Mais ces manœuvres langagières n’arrivent pas à dissiper le doute. D’autant que les revues EPS et INS publient régulièrement des articles qui font appel aux savoir-faire de grands champions comme Jarvinen (70), Bonet-Maury (71) ou Swint (72). De son coté, J. Vivès, professeur à l’école des maîtres et futur rédacteur en chef de la revue EPS, ne cache pas non plus sa sympathie pour le modèle sportif : " le professeur doit être la réplique du modèle absolu, celui du " champion " dont on analyse le style " (73).

Finalement la confusion perçue, presque légitimée entre deux types de pratiques n’égare-t-elle pas la politique sportive et d’éducation physique des responsables gouvernementaux ? Comment à la fois lutter contre l’intrusion de la compétition sportive dans les leçons d’éducation physique, favoriser un sport authentiquement scolaire et promouvoir le sport spectacle de haut-niveau, alors qu’il s’agit au fond du même objet ? C’est à la résolution de cette " quadrature du cercle " dans un contexte économique et politique difficile que vont s’atteler les pouvoirs publics au tournant des années 50.

2- Les pouvoirs publics entre clarté et ambiguïté.

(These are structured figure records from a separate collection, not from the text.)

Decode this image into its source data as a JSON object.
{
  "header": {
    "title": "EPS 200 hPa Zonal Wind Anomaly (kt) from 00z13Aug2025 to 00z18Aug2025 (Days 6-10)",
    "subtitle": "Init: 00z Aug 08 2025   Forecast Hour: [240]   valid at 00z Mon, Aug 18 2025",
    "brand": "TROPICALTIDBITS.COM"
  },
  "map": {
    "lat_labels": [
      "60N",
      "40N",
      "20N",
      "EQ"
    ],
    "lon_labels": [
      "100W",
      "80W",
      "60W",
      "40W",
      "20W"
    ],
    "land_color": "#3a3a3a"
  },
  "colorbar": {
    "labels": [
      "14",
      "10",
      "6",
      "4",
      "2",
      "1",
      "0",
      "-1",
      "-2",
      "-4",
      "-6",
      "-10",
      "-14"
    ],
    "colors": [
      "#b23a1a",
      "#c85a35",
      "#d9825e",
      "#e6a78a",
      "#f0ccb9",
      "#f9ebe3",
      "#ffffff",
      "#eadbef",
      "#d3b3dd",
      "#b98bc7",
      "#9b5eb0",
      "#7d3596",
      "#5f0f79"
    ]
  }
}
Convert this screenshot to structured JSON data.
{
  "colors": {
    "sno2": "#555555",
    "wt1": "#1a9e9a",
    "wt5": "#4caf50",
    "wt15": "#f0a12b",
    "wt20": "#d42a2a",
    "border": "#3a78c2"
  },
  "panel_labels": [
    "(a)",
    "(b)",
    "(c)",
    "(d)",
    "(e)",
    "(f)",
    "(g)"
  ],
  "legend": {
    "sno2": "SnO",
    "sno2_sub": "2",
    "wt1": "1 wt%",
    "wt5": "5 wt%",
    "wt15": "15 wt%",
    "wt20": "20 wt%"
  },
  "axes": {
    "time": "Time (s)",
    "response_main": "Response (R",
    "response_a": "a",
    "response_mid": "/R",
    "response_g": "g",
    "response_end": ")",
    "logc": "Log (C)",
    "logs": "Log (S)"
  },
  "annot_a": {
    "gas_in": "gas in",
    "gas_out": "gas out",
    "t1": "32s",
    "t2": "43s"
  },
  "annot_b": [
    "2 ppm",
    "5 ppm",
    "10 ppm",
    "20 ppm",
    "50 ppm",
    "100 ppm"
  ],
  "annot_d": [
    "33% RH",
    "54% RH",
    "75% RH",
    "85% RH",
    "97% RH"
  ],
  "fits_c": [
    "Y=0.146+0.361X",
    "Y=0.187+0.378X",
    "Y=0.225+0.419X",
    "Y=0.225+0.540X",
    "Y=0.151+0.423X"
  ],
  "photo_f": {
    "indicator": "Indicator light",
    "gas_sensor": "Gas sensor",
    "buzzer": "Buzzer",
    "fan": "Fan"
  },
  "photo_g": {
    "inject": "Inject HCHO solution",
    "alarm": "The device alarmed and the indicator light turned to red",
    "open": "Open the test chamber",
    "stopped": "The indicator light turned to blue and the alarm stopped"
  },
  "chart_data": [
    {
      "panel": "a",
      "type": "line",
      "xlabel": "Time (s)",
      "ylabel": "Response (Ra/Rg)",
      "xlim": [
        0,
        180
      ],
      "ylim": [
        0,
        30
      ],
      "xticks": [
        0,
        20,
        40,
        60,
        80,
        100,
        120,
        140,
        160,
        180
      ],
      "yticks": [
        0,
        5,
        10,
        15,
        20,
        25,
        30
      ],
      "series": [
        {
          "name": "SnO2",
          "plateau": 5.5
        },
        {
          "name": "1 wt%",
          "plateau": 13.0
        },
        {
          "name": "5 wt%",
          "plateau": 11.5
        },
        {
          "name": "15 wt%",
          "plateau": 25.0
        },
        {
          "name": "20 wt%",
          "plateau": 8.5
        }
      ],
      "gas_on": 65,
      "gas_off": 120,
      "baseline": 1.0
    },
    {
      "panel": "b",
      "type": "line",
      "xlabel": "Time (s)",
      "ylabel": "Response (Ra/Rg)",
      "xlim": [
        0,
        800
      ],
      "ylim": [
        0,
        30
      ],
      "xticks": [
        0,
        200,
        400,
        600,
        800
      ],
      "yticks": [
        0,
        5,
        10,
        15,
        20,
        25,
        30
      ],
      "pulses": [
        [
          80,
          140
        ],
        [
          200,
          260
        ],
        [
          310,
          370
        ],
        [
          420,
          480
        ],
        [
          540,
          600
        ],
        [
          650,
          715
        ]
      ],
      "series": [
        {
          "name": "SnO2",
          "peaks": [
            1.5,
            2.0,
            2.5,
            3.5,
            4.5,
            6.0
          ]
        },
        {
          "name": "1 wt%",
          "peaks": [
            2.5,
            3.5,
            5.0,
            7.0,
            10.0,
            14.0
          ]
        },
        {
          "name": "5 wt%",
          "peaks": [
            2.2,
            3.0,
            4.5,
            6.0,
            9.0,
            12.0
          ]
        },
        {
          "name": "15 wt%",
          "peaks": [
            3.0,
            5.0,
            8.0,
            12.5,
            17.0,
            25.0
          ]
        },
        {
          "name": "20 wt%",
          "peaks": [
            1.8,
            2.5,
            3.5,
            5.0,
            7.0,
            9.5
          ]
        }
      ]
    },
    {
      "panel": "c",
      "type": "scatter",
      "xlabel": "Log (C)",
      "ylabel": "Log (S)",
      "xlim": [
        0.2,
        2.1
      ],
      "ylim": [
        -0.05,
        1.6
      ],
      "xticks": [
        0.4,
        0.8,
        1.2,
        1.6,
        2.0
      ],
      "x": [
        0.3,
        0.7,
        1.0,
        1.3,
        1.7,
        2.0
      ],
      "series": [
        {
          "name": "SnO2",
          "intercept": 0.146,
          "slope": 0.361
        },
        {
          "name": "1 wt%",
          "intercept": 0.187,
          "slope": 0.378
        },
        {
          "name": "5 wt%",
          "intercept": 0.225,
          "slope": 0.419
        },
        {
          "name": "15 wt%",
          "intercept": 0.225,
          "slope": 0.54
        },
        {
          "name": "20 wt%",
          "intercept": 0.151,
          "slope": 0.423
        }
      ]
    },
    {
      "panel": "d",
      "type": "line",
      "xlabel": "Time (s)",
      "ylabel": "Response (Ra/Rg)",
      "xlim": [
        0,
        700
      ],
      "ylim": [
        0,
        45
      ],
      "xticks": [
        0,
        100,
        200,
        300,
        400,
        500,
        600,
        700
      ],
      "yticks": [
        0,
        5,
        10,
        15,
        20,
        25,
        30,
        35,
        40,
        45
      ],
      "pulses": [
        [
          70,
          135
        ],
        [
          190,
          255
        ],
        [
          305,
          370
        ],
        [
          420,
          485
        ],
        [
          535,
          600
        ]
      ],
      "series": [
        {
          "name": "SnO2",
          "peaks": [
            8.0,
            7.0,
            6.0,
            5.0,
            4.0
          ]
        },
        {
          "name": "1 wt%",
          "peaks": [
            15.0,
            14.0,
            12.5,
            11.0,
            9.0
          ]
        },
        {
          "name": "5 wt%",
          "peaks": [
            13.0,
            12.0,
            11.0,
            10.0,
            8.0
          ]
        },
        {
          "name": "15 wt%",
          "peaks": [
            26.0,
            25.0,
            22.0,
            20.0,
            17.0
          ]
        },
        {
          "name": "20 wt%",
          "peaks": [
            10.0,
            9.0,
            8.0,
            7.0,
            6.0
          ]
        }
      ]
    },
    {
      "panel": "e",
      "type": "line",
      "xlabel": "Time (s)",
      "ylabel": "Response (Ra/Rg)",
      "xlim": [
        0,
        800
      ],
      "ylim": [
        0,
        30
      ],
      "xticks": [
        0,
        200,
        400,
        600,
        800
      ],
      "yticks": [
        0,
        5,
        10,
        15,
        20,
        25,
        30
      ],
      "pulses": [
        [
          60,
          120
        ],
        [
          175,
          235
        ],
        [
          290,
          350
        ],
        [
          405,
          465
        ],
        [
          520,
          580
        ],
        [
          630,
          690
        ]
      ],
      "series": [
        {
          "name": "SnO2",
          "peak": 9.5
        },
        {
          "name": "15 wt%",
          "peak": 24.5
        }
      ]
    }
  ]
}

Le secrétariat d’État à l’enseignement technique, à la jeunesse et aux sports et la direction générale de la jeunesse et des sports ne dérogent pas à la règle et expriment officiellement, à travers les décisions politiques, le consensus fait autour du " sport éducatif " (74). Cependant les consignes concernant la compétition et la spécialisation sportive restent de rigueur :

" les séances à l’extérieur, utilisant les installations sportives, permettent l’initiation et l’entraînement au sport mais, il n’est ni nécessaire, ni souhaitable, que l’après-midi de plein-air soit consacré exclusivement au sport proprement dit ou à l’entraînement sportif spécialisé (…) dans tous les cas, la recherche systématique de la performance doit être exclue " (75)

C’est dans le primaire, et en particulier à propos des activités de l’USEP, que la méfiance des pouvoirs publics est la plus forte :

" Elle (l’USEP) se propose beaucoup moins de mettre sur pied des compétitions, qui seraient parfois prématurées pour de jeunes organismes, que d’instituer des épreuves propres à accroître l’émulation des enfants, à utiliser leur instinctive tendance au jeu, et à contrôler l’initiation sportive donnée en application régulière des programmes officiels d’éducation physique et de plein-air " (76).

En ce qui concerne le secondaire, il est rappelé que " les chefs de service académique de la jeunesse et des sports veilleront à ce que tous les membres du corps enseignant de l’éducation physique soient astreints à consacrer 3 heures de leur service hebdomadaire aux activités de l’association sportive " (77).

Il en va de même pour les élèves puisque les mesures d’application les concernant veillent à respecter dans leur emploi du temps la liberté du jeudi pour pouvoir participer aux activités de l’association sportive (78).

Par contre, Mr Masson, secrétaire d’État, ne semble pas vouloir prendre position en ce qui concerne la place du sport " éducatif " en éducation physique et il affirme même son attachement aux propositions de la LFEP dans son discours introductif au premier congrès latin de Bordeaux en 1952 (79). Encourageant pour les " hygiénistes ", il l’est aussi pour les promoteurs du courant sportif. Dans une circulaire du 2/06/50 adressée aux recteurs, aux services départementaux de la jeunesse et des sports et aux CREPS (80), la direction générale de la jeunesse et des sports donne des directives en vue d’un meilleur rendement des stages sportifs à l’adresse des enseignants et précise à leur sujet :

" les principes mis au point par l’INS, désormais bien connus dans les établissements régionaux, doivent être largement commentés auprès des stagiaires " (81).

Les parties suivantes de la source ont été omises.